On the overachieving side of things: training is rough. I’m struggling with keeping the “right” pace for training and constantly feel like I should be going faster. That I’m not working hard enough, even though my legs feel like they might snap underneath me. My hip hurts. I feel like I can breathe through the running so I know it’s not my endurance, but it is, if that makes any sense. But this all goes back to my childhood and feeling like I’m not enough, not doing enough, not good enough, etc.

(Physical) Therapy has gone well so far, have some new abdomen routines to work with to keep my core from falling apart essentially. Yay for baby while being incredibly overweight (not true). My left leg is indeed longer than my right but not enough to warrant any kind of “special” or “orthopedic work ups”. Although the physical therapist did say to see how I feel after running for an extended period of time, we shall see what happens in that area.

My first training timed interval run I did an 18:31 pace (per Robin’s awesome math skills) so as of right now I would be carted off the runDisney course for being too slow… let’s improve that number shall we?

So that’s where I am at right now. Will be doing my first “long” run in training this weekend. Wish me luck.

Ella

Ella training – a total work in progress

My stride must be off. It feels like one leg is longer than the other, almost like I’m dragging one leg. Knee surgery from high school is messing with me, I always baby my left leg and when I attempted to jog on the treadmill for the first time in… well… ever, I noticed that it seemed like I was dragging my leg.
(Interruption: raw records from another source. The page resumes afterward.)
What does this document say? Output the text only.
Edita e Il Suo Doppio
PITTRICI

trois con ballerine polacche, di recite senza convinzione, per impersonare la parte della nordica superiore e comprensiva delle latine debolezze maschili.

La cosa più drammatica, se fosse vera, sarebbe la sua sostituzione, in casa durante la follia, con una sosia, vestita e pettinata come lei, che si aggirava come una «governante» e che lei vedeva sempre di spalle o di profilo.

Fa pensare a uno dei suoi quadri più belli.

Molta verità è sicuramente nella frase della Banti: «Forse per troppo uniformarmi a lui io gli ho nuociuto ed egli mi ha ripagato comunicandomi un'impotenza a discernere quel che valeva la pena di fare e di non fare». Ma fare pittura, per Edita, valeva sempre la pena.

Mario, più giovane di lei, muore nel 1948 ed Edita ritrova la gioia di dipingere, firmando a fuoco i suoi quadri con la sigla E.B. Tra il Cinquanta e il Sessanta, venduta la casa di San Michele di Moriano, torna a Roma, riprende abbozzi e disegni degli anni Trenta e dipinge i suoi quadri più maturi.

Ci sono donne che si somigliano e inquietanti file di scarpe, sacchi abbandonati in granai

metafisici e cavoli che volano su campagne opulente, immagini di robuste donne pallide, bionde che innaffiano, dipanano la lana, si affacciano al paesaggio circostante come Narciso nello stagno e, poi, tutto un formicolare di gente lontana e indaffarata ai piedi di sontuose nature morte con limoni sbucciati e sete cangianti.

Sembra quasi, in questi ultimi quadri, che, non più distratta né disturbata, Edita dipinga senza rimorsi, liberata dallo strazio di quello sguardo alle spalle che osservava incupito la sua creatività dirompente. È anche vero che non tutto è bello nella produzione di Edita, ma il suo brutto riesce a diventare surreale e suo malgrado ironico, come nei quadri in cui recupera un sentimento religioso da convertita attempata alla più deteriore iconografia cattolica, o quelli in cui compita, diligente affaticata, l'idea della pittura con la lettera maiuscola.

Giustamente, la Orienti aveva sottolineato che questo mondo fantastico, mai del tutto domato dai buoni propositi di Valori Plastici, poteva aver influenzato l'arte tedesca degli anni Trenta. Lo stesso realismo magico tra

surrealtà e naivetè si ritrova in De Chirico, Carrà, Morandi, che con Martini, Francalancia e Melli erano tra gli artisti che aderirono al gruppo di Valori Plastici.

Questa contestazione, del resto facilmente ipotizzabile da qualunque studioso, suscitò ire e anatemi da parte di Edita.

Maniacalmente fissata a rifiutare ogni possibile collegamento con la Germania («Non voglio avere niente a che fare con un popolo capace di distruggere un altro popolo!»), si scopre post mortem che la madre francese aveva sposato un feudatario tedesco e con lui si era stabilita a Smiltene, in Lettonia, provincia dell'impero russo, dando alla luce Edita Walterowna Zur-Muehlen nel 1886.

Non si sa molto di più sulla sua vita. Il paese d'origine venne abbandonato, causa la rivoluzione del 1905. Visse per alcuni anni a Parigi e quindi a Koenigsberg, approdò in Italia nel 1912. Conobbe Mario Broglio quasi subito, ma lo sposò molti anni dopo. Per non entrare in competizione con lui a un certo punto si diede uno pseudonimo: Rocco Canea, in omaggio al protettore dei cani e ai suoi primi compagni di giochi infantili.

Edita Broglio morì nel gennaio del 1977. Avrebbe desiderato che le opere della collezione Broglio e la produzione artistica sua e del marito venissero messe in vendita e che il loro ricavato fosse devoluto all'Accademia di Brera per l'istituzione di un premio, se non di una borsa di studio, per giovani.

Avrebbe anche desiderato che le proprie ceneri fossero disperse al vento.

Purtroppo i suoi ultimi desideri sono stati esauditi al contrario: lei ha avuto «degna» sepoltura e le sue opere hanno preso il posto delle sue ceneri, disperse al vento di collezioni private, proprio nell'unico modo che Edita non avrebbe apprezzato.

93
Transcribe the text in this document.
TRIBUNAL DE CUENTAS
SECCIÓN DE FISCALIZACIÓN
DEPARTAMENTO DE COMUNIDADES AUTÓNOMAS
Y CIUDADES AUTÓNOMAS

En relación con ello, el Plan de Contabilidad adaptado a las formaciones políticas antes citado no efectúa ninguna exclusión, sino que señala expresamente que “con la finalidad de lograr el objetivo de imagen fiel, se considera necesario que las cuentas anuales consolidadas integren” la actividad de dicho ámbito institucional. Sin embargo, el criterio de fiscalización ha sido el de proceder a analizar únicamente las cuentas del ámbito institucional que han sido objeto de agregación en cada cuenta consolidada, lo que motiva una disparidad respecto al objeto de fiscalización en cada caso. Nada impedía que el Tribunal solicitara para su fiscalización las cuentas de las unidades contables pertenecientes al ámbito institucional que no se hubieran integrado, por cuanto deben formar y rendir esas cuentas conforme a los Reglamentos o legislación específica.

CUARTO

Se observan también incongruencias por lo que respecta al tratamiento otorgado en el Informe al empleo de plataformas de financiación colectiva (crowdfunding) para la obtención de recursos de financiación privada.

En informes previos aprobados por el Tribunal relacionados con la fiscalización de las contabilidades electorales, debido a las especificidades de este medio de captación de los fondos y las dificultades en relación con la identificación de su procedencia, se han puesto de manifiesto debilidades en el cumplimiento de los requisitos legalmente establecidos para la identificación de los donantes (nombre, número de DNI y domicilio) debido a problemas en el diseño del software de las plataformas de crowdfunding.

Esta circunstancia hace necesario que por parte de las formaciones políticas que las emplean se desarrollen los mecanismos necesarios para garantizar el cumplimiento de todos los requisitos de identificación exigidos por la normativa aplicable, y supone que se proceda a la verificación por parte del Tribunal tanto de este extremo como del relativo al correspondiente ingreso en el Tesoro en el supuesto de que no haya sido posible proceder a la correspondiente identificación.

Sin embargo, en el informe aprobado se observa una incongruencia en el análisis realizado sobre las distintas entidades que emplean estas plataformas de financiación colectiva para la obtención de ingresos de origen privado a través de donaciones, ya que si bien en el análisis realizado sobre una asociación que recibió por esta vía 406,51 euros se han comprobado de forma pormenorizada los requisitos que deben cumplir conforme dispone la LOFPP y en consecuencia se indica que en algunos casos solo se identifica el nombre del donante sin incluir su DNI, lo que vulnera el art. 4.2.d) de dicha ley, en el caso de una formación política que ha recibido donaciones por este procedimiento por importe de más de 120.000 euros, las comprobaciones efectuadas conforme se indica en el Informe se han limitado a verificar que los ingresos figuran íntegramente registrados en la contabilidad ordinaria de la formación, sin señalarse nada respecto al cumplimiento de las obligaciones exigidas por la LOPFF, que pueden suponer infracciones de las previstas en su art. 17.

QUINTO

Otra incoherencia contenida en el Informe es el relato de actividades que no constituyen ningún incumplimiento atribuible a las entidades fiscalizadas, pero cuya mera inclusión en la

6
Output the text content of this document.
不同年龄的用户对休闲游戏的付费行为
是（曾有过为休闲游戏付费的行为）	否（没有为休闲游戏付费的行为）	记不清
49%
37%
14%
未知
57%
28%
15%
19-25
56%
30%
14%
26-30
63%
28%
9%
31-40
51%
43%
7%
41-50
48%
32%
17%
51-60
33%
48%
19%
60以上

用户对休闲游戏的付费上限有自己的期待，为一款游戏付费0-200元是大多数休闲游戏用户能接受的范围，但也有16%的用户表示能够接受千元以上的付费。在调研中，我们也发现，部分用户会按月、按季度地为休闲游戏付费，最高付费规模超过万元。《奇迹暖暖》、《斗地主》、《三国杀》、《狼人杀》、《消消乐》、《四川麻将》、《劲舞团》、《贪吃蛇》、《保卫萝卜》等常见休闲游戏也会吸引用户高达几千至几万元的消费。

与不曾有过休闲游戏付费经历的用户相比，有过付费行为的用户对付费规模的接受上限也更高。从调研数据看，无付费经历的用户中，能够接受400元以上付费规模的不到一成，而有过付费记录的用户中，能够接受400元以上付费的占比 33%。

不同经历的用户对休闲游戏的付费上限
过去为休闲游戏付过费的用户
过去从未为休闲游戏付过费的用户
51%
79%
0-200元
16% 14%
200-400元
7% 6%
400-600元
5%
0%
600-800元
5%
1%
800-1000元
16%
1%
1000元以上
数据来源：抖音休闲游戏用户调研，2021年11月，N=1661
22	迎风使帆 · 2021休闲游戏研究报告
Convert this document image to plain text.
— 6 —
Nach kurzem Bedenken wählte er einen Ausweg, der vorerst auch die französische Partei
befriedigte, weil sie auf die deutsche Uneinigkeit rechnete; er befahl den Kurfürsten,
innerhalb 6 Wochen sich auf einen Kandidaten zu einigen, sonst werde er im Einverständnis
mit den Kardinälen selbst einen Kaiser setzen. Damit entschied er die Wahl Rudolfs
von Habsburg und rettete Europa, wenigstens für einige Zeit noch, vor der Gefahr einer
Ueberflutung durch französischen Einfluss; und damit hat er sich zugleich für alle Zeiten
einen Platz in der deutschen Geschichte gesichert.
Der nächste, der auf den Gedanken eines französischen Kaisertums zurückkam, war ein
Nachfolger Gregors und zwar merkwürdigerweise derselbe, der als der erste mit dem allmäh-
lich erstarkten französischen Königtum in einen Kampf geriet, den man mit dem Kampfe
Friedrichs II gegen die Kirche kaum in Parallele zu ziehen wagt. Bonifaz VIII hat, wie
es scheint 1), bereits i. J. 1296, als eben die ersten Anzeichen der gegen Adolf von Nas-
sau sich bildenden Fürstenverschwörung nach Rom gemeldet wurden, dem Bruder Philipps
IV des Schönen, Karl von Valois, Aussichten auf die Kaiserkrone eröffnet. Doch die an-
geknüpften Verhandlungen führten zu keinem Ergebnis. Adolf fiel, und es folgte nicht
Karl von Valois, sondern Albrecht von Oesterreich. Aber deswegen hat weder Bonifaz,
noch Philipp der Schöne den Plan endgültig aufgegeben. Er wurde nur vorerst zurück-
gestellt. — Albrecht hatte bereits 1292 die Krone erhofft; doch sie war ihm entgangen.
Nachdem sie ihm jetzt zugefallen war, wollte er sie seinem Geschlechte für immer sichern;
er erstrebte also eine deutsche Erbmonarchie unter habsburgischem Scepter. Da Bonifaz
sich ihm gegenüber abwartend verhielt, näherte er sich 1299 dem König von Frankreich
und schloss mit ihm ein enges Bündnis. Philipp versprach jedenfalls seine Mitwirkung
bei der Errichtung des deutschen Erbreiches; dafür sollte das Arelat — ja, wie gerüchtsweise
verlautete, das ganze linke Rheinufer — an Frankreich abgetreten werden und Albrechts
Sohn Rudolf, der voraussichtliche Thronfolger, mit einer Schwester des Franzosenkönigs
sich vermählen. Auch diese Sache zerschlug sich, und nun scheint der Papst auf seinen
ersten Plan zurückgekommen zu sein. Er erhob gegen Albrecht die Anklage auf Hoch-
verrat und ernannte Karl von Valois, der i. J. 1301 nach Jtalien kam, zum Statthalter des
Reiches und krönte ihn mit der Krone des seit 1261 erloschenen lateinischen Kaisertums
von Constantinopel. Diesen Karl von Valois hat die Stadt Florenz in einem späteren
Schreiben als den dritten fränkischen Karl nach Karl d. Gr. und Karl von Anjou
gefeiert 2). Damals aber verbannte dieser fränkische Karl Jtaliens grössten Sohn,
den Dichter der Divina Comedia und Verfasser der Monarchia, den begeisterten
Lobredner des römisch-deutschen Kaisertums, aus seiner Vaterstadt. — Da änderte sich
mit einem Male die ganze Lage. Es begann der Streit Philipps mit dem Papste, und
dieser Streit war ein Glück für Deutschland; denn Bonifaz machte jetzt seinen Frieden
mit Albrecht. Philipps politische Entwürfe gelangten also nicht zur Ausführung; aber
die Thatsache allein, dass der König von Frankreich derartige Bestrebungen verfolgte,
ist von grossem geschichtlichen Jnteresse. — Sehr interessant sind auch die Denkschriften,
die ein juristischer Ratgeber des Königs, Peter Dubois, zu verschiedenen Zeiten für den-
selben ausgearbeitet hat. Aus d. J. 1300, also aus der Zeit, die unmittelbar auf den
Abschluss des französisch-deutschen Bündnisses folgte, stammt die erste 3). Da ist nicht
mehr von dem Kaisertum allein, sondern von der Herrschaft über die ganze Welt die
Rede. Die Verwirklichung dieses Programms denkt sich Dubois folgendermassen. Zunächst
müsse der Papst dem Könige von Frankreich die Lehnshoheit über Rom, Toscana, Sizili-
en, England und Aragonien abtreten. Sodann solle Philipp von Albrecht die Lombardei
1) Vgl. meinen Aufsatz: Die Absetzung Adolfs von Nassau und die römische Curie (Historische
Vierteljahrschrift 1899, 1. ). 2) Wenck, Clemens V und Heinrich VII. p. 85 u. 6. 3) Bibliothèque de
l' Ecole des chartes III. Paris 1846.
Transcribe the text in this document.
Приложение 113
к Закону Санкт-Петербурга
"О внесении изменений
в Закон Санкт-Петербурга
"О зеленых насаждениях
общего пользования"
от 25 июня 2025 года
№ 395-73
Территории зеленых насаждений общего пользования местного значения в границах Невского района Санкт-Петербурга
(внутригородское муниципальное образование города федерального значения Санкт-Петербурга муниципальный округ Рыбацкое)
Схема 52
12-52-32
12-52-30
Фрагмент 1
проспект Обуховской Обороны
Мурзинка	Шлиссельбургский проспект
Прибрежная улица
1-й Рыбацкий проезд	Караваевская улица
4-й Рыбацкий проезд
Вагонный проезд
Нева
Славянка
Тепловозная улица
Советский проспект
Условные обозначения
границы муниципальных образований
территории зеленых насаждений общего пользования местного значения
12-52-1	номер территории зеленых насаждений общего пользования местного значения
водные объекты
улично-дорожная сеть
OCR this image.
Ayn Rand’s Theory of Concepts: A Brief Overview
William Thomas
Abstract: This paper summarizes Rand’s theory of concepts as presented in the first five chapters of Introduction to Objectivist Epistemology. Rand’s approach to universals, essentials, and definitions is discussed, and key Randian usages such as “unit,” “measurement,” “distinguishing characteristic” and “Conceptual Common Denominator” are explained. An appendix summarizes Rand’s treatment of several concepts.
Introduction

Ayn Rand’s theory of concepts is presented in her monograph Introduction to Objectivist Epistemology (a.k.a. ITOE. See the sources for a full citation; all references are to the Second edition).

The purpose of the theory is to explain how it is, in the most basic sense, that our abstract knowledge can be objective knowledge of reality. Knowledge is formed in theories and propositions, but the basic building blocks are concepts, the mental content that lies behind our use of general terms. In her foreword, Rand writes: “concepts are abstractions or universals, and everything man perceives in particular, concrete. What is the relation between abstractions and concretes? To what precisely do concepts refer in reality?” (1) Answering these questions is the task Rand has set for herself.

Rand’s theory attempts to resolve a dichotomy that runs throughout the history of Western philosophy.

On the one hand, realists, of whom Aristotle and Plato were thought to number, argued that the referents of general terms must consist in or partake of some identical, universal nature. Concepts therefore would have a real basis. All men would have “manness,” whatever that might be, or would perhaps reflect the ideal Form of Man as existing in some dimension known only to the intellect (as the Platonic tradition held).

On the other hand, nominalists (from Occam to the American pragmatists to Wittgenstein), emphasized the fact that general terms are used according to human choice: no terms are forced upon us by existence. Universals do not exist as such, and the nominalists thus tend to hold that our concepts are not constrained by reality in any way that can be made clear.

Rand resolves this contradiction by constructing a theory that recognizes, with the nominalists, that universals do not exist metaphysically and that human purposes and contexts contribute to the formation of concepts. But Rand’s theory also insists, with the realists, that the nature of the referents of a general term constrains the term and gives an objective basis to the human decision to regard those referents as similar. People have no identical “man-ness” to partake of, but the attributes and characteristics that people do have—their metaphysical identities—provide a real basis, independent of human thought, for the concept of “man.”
The way my left foot hit was different and after one singular mile my hips hurt… so off to chiropractor and running shoe store (easy up-sell for today) for an evaluation I will go.
I actually have an appointment to talk to my general doctor about my gait, to make sure it’s not something I need old people orthopedic shoes for… cause those, those babies are hella sexy

But the answers to why I’m doing this are as follows:

YES I totally got caught up in Robin’s hype and excitement for doing a runDisney event.

YES I want to stay on track for continuing to lose the weight I gained before, during, and after baby.

YES I totally want to do this damn thing that I’ve talked about doing for over three years now and be held accountable by someone who will be doing it with me…

but mainly, and this is so so fucking wrong, but I’m doing this damn thing because a cocksucker in another department was joking with a co-worker of mine. When the subject came up that I was going to do this whole 1/2 marathon event, his response was, “she doesn’t even like getting up to go to the printer”. Fucka youa dude.

like OUCH, did you really need to say that? Yes I’m incredibly lazy here at my state office job. But I stay in my corner cubicle to avoid hearing those kinds of interactions. The audible conversations of those that have nothing better to do than to shit talk about other people. Not going to lie; Robin and I are total damn bitches on gChat about other people but we do it in private, like the fucking ladies we are.

So there you have it, where I’m at so far and the reasons for running.